Schwerpunkte

ITK-System im Digital Workplace

Gerüstet für das mobile Office

31. Mai 2021, 10:24 Uhr   |  Regina Dettmer / Redaktion: Antje Müller | Kommentar(e)

Gerüstet für das mobile Office
© rawpixel - 123rf

Freizeit und Arbeit gehen immer stärker ineinander über und die Möglichkeit effizient zu arbeiten wird für Beschäftigte wichtiger. Flexible Arbeitsumgebungen können Unternehmen für ein schnelleres situationsbezogenes Handeln und die Aufrechterhaltung der Geschäftstätigkeit nutzen.

Die Einschränkungen zu Beginn der Corona-Krise haben veranschaulicht, wie schnell sich Situationen ergeben können, die Unternehmen jeder Branche vor existenzielle Herausforderungen stellen. Wer bereits zu diesem Zeitpunkt über eine Digital-Workplace-Infrastruktur und die Möglichkeit zum Homeoffice verfügte, konnte den veränderten Bedingungen mit mehr Zuversicht begegnen und Handlungsfähigkeit im Betrieb gewährleisten.
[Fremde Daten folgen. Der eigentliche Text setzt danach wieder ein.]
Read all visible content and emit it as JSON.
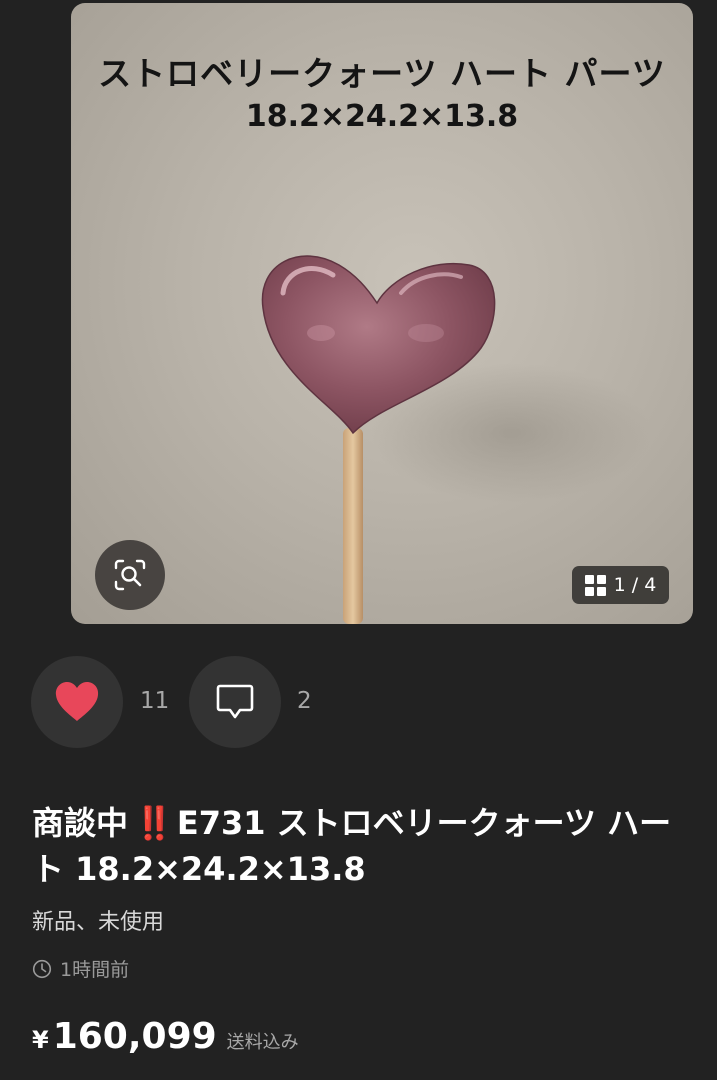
{
  "gallery": {
    "image_text": {
      "line1": "ストロベリークォーツ ハート パーツ",
      "line2": "18.2×24.2×13.8"
    },
    "counter": "1 / 4"
  },
  "actions": {
    "like_count": "11",
    "comment_count": "2"
  },
  "item": {
    "title_status": "商談中",
    "title_mark": "‼️",
    "title_text": "E731 ストロベリークォーツ ハート 18.2×24.2×13.8",
    "condition": "新品、未使用",
    "posted": "1時間前",
    "price_symbol": "¥",
    "price": "160,099",
    "shipping": "送料込み"
  },
  "icons": {
    "zoom": "zoom-scan-icon",
    "gallery": "grid-icon",
    "like": "heart-icon",
    "comment": "comment-icon",
    "time": "clock-icon"
  },
  "colors": {
    "background": "#222222",
    "button": "#333333",
    "heart": "#e8475a",
    "alert": "#e8373c"
  }
}
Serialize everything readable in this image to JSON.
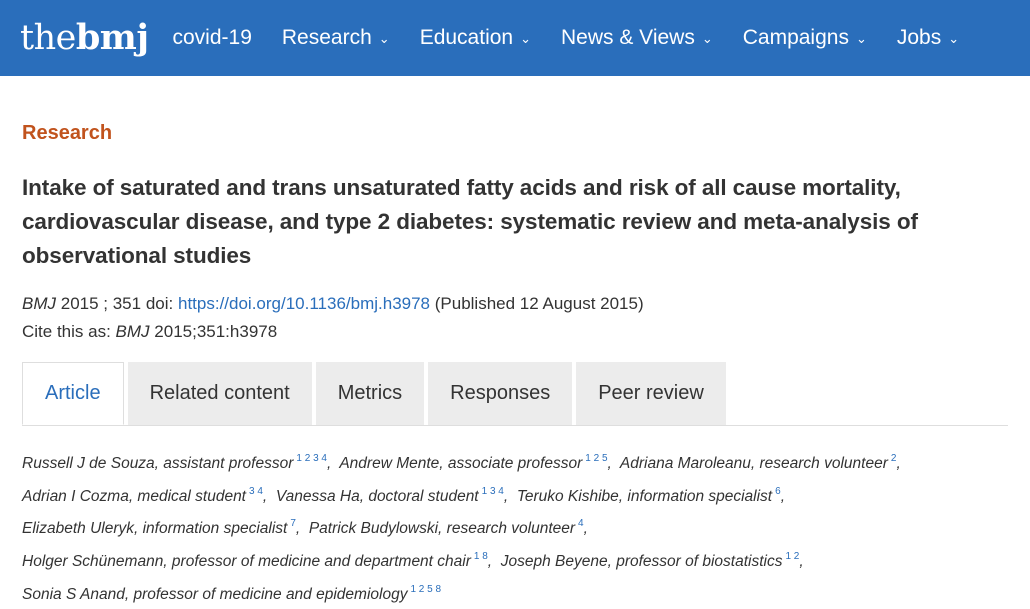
{
  "header": {
    "logo_the": "the",
    "logo_bmj": "bmj",
    "nav": [
      {
        "label": "covid-19",
        "has_chevron": false
      },
      {
        "label": "Research",
        "has_chevron": true
      },
      {
        "label": "Education",
        "has_chevron": true
      },
      {
        "label": "News & Views",
        "has_chevron": true
      },
      {
        "label": "Campaigns",
        "has_chevron": true
      },
      {
        "label": "Jobs",
        "has_chevron": true
      }
    ],
    "chevron": "⌄"
  },
  "article": {
    "section": "Research",
    "title": "Intake of saturated and trans unsaturated fatty acids and risk of all cause mortality, cardiovascular disease, and type 2 diabetes: systematic review and meta-analysis of observational studies",
    "journal": "BMJ",
    "year_vol": "2015 ; 351",
    "doi_label": "doi:",
    "doi": "https://doi.org/10.1136/bmj.h3978",
    "published": "(Published 12 August 2015)",
    "cite_label": "Cite this as:",
    "cite_journal": "BMJ",
    "cite_ref": "2015;351:h3978"
  },
  "tabs": [
    {
      "label": "Article",
      "active": true
    },
    {
      "label": "Related content",
      "active": false
    },
    {
      "label": "Metrics",
      "active": false
    },
    {
      "label": "Responses",
      "active": false
    },
    {
      "label": "Peer review",
      "active": false
    }
  ],
  "authors": {
    "separator": ",",
    "lines": [
      [
        {
          "name": "Russell J de Souza, assistant professor",
          "aff": "1 2 3 4"
        },
        {
          "name": "Andrew Mente, associate professor",
          "aff": "1 2 5"
        },
        {
          "name": "Adriana Maroleanu, research volunteer",
          "aff": "2"
        }
      ],
      [
        {
          "name": "Adrian I Cozma, medical student",
          "aff": "3 4"
        },
        {
          "name": "Vanessa Ha, doctoral student",
          "aff": "1 3 4"
        },
        {
          "name": "Teruko Kishibe, information specialist",
          "aff": "6"
        }
      ],
      [
        {
          "name": "Elizabeth Uleryk, information specialist",
          "aff": "7"
        },
        {
          "name": "Patrick Budylowski, research volunteer",
          "aff": "4"
        }
      ],
      [
        {
          "name": "Holger Schünemann, professor of medicine and department chair",
          "aff": "1 8"
        },
        {
          "name": "Joseph Beyene, professor of biostatistics",
          "aff": "1 2"
        }
      ],
      [
        {
          "name": "Sonia S Anand, professor of medicine and epidemiology",
          "aff": "1 2 5 8"
        }
      ]
    ]
  },
  "colors": {
    "header_bg": "#2a6ebb",
    "section_label": "#c1531d",
    "link": "#2a6ebb"
  }
}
Doch ein Digital Workplace lohnt sich nicht nur, um aktuellen und künftigen Krisen gewachsen zu sein. Gerade jüngere Generationen sehen eine moderne technische Ausstattung sowie die sich daraus ergebende Flexibilität als ausschlaggebende Gründe bei der Entscheidung für oder gegen einen Arbeitgeber. Die Einführung neuer Lösungen darf allerdings nicht unterschätzt werden. So muss eine ITK-Lösung Teil einer weitreichenden Digital-Workplace-Strategie sein, die auf Standortunabhängigkeit ausgerichtet ist. Angefangen vom SIP-Trunk über drahtlose Headsets, Apps für die mobile Kommunikation bis hin zu skalierbaren SIP-basierten Telefonanlagen und entsprechenden VoIP-Endgeräten – es gilt, zahlreiche Aspekte zu beachten.

Im Homeoffice zu telefonieren, stellt scheinbar keine große Herausforderung dar. Schließlich verfügen jeder Mitarbeiter und jede Mitarbeiterin in der Regel bereits über ein eigenes Smartphone. Doch die Weitergabe der privaten Telefonnummer steht oft im Widerspruch zu den Anforderungen des Datenschutzes und ist nur in den seltensten Fällen auch erwünscht. Zudem kann es Geschäftspartner irritieren, wenn plötzlich mehrere Rufnummern im Einsatz sind. Und nicht zuletzt kann sich daraus eine ständige Erreichbarkeit auch außerhalb der eigentlichen Arbeitszeiten entwickeln. Ein „Abschalten“ am Feierabend wird erschwert. Die Integration des Smartphones via App in die VoIP-Appliance schafft alternativ die Möglichkeit, Anrufe vom Desktoptelefon im Büro auf das eigene Smartphone weiterzuleiten. Ohne die Weitergabe privater Rufnummern sind Mitarbeitende somit in der Lage, mit dem eigenen Endgerät über das ITK-System des Unternehmens zu telefonieren. Zugleich können sie auf die hinterlegten Kundenkontakte zugreifen und es bietet sich die Möglichkeit, ein Bring-your-own-device (BYOD)-Konzept anzuwenden.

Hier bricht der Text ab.